Scuttle the Shuttle?

Discovery's mixed success raises doubts. Or does it?

If NASA operated like a day-care center with zero-tolerance for risk, it would have hailed Tuesday's successful return of the spacecraft Discovery and then called it quits for the shuttle fleet, five years short of its planned retirement.

The arguments to ditch both the shuttle and the international space station remain strong, and will for some time. After all, despite more than two years of repair work, NASA failed to fully fix the falling-foam problem that led to Columbia's breakup in 2003. A bit of loosened foam from the fuel tank just missed Discovery in its launch this time, and then a dangerous spacewalk was needed to repair a filler between the heat-shielding tiles.

Dicey stuff, even for risk-taking astronauts.

'Old truck' can still fly

Fixing these problems may delay the next launch of the Atlantis shuttle to the point that money and political will in Congress simply run out. Wayne Hale, the shuttle deputy program manager, likened the aging shuttles - first flown in 1981 - to "an old truck I own."

With just three shuttles left and the necessity for one of them to always be ready for launch in case a space rescue of another one is needed - NASA's margin for mistakes is getting thinner. And with Congress being so miserly on space funding, the shuttle's rising costs are eating away at NASA's other missions, many of them more spectacular to the public and far less risky.

Completing the orbiting lab

The space station, too, remains half built, unable to perform much of the promised bio-science. Completing the orbiting laboratory will take at least 15 more shuttle flights, billions of dollars, and perhaps a humble US request of Russia to once again use the ever-ready Soyuz rocket for transporting crew and supplies (although not new space-station modules).

Yet NASA has several valid reasons to keep the shuttle going to the end.

Post-shuttle craft is up in the air

For one, Congress hasn't fully committed the money for a new generation of replacement vehicles which, in their current design, may not be as versatile as the shuttle anyway, only safer.

After two shuttle accidents that killed 14 crew members, NASA has also learned a lot about how to reduce risks, mainly by improving the agency's management style. NASA's previous "broken safety culture," in which it was too complacent about risks, has been overhauled with a much more meticulous safety-check approach.

Despite nearly a quarter century of flights with a 98 percent success rate, the shuttle still remains an experimental vehicle, not the reliable workhorse envisioned. It's the most complex machine ever built and a constant source of lessons for how earthlings can achieve regular space exploration. It's inspired a private industry in low-orbit launchers, and pumped up continuing passion among young people for manned space flight.
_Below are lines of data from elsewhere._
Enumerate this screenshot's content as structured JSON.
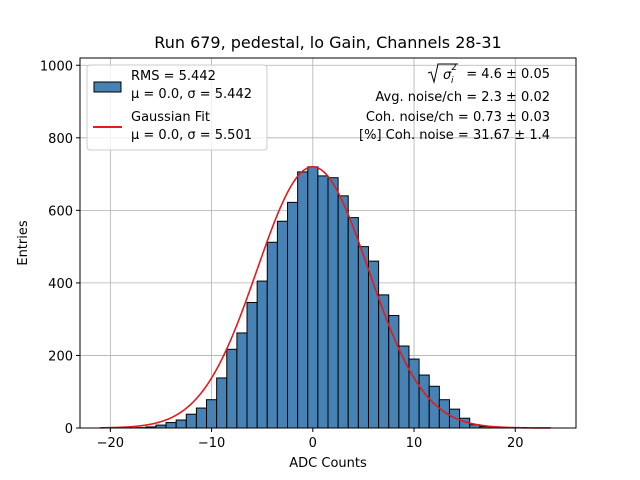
{
  "chart_data": {
    "type": "bar",
    "title": "Run 679, pedestal, lo Gain, Channels 28-31",
    "xlabel": "ADC Counts",
    "ylabel": "Entries",
    "xlim": [
      -23,
      26
    ],
    "ylim": [
      0,
      1020
    ],
    "xticks": [
      -20,
      -10,
      0,
      10,
      20
    ],
    "yticks": [
      0,
      200,
      400,
      600,
      800,
      1000
    ],
    "grid": true,
    "legend_position": "top-left",
    "bin_edges": [
      -20.5,
      -19.5,
      -18.5,
      -17.5,
      -16.5,
      -15.5,
      -14.5,
      -13.5,
      -12.5,
      -11.5,
      -10.5,
      -9.5,
      -8.5,
      -7.5,
      -6.5,
      -5.5,
      -4.5,
      -3.5,
      -2.5,
      -1.5,
      -0.5,
      0.5,
      1.5,
      2.5,
      3.5,
      4.5,
      5.5,
      6.5,
      7.5,
      8.5,
      9.5,
      10.5,
      11.5,
      12.5,
      13.5,
      14.5,
      15.5,
      16.5,
      17.5,
      18.5,
      19.5,
      20.5,
      21.5,
      22.5,
      23.5
    ],
    "values": [
      0,
      0,
      0,
      1,
      3,
      8,
      15,
      22,
      38,
      55,
      78,
      138,
      217,
      262,
      346,
      405,
      512,
      570,
      622,
      706,
      720,
      695,
      690,
      640,
      580,
      500,
      460,
      367,
      310,
      226,
      190,
      146,
      115,
      78,
      52,
      27,
      9,
      4,
      1,
      0,
      0,
      0,
      0,
      0
    ],
    "series": [
      {
        "name": "RMS = 5.442",
        "name_line2": "μ = 0.0, σ = 5.442",
        "kind": "histogram",
        "color": "#4682b4",
        "edgecolor": "#000000"
      },
      {
        "name": "Gaussian Fit",
        "name_line2": "μ = 0.0, σ = 5.501",
        "kind": "line",
        "color": "#e41a1c",
        "mu": 0.0,
        "sigma": 5.501,
        "amplitude": 720,
        "x_range": [
          -21,
          23.5
        ]
      }
    ],
    "annotations": [
      "= 4.6 ± 0.05",
      "Avg. noise/ch = 2.3 ± 0.02",
      "Coh. noise/ch = 0.73 ± 0.03",
      "[%] Coh. noise = 31.67 ± 1.4"
    ]
  }
}
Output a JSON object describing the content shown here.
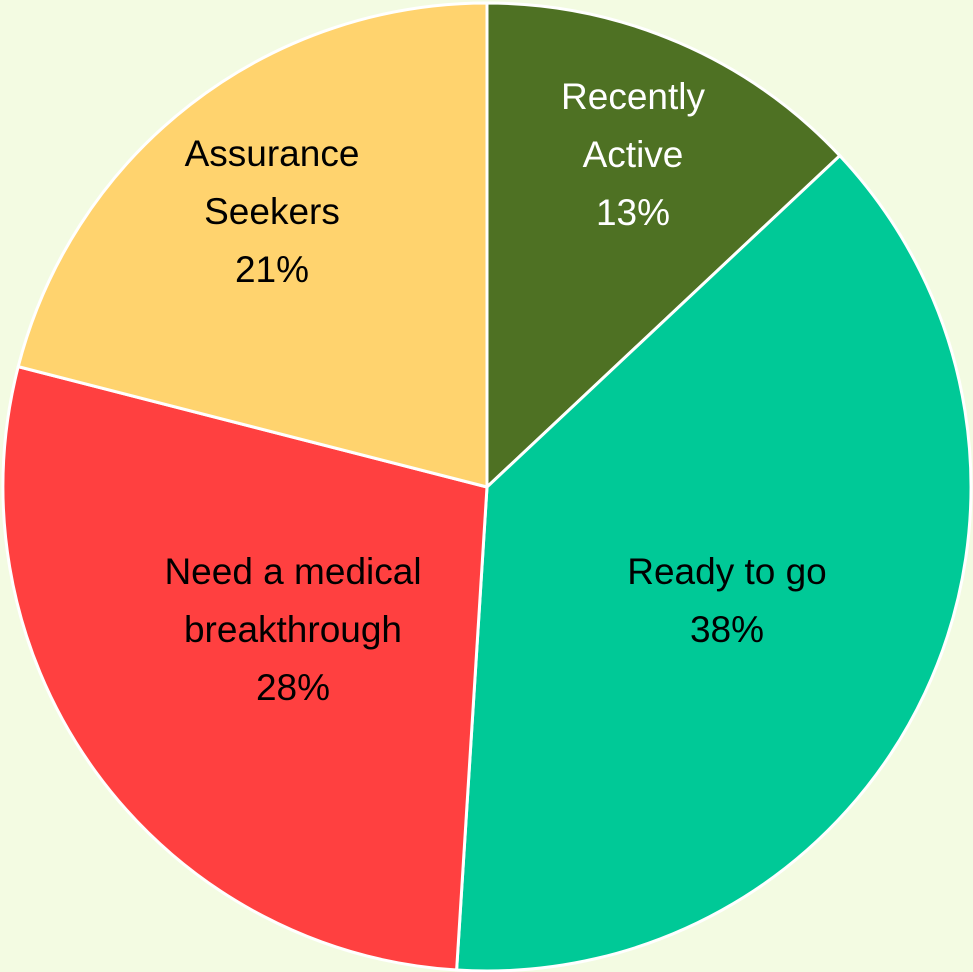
{
  "chart_data": {
    "type": "pie",
    "categories": [
      "Recently Active",
      "Ready to go",
      "Need a medical breakthrough",
      "Assurance Seekers"
    ],
    "values": [
      13,
      38,
      28,
      21
    ],
    "value_labels": [
      "13%",
      "38%",
      "28%",
      "21%"
    ],
    "colors": [
      "#4e7123",
      "#00c997",
      "#ff4040",
      "#ffd36e"
    ]
  }
}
Without the shuttle, the expected human repair of the Hubble Space Telescope will not be completed, ending the life of the most stellar of NASA's achievements, sooner than it should. A planned servicing mission would help Hubble keep providing many more views on the universe, and insights on its origins.

No shuttle, no Mars travel

Most of all, however, the shuttle is needed to fulfill the Bush vision of manned missions to the moon and Mars. It's essential in transporting more modules to the space station in order to complete it, allowing medical scientists to study the impact of space radiation and long-term weightlessness on the body. Without designing ways to counteract those effects, space travel to Mars and beyond could be far more dangerous than a shuttle flight. Better to take the risks with the shuttle today than deal with greater risks of planetary travel tomorrow.

Abandoning the shuttle, and thus the International Space Station, would also require abandoning commitments to Canada, Europe, Japan, and Russia, partners in the station. How could NASA again line up space partners, and keep its costs down, having failed on this commitment?

If NASA were asked to be risk-free, it would never launch a rocket again.

But space science and exploration still require rockets and spacecraft. And the best beast of burden for now remains the shuttle.